Posting has been a little light due to a recent transplant marathon: one transplant after another, starting in the afternoon, and concluding the next morning. The best summary would be to say, that after doing so many of one procedure in a row, I knew the steps in my sleep – which was good, because that was what it was close to by the end. . . I still wasn’t able to satisfy the attending, who seemed to want to know why, twelve hours after he’d first told me I needed to improve a point of technique, it still hadn’t been corrected. (Saying, Sorry, right now I’m lucky to be standing up straight, and doing something at least functional with the instruments, can’t think straight enough to change habits right now, did not seem like a good idea.) (I sent the poor medical student to bed some time after midnight; he also seemed to find that irrational, but neither of us had enough energy to discuss it in detail.)

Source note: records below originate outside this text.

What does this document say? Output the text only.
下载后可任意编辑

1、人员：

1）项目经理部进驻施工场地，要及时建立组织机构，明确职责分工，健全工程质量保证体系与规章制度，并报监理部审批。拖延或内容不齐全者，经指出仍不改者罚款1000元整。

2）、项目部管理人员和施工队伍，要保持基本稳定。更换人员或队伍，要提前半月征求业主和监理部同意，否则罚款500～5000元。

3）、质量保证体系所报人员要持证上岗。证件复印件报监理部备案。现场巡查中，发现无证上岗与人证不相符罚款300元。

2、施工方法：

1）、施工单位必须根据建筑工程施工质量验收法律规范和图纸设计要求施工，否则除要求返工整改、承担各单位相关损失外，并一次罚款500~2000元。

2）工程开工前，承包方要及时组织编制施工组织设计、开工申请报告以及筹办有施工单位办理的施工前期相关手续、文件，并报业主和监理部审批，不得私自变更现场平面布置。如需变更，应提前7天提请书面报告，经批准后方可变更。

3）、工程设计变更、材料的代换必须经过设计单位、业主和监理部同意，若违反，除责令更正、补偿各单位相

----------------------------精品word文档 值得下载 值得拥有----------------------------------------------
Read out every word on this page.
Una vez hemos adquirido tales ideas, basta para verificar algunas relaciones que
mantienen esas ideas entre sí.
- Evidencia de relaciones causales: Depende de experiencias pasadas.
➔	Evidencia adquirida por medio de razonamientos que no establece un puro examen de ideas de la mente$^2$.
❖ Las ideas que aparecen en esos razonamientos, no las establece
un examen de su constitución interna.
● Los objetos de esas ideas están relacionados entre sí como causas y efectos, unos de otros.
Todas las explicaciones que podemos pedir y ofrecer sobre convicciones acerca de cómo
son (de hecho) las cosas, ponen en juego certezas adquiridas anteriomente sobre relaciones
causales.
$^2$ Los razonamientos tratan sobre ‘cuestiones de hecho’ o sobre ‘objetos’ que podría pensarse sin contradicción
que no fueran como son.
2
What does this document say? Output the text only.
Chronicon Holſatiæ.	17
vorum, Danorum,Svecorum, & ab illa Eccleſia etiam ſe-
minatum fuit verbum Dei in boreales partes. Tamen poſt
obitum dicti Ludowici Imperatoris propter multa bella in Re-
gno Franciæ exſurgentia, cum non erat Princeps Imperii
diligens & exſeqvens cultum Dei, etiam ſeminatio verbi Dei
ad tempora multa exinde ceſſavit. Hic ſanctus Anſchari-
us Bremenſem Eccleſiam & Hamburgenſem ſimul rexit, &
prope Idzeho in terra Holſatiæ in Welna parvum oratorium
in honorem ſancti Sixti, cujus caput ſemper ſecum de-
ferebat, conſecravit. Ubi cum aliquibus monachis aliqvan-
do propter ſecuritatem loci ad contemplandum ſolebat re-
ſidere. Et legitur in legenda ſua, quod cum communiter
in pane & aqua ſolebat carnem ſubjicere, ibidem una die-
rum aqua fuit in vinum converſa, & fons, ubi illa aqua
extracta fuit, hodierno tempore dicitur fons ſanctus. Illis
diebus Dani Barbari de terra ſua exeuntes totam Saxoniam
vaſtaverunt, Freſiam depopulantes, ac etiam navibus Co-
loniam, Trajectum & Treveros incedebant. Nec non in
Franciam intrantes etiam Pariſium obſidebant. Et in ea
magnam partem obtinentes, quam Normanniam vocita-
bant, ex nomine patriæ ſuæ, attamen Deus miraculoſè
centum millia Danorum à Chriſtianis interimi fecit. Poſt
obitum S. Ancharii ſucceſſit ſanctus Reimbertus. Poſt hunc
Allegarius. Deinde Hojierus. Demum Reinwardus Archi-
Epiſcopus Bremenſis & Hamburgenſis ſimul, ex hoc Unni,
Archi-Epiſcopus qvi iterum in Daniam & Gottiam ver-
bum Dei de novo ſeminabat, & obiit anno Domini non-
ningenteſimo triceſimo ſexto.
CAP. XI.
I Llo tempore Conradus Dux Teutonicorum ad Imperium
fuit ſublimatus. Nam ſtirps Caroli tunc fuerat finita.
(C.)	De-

I got my fill of “continuity of care:” admit one patient, scribble some pre-admission orders (stat labs and induction immunosuppression) for the next one, run down and do the back-table on one kidney, go meet and examine the second patient, do the first case, write pre-admission orders for the third, back-table the second kidney, go check that the first one is still making urine, look at his chest x-ray, and continue. . . Then, the day after, even though the attending and I rounded before leaving the hospital, so I technically had handed over coverage of my patients to an on-call intern, neither I nor the nurses felt like leaving the intern in charge. If I didn’t wake up every hour to call and check on someone, they were paging me, or else had stumped the intern and he was calling to ask me. . . Eventually I gave up on sleeping and tried to get some chores done instead. I hate that feeling of waking up, and not being able to remember which nurse I had intended to talk to this time, or whether the fluid bolus I’m thinking about is something that has already happened, or that I still need to order. I keep intending to take a paper with me and write notes, but around the time that the difference between am and pm disappears, the coordination required to get a paper and pen in the same place also drops off. The significance of low urine output, however, sticks around.

It’s taken me 16 months of residency to find out what surgery as a profession is really like. I need to figure out who in the hospital has coffee available at midnight before trying that one again. Otherwise, give it another day or two, and I’m up for it.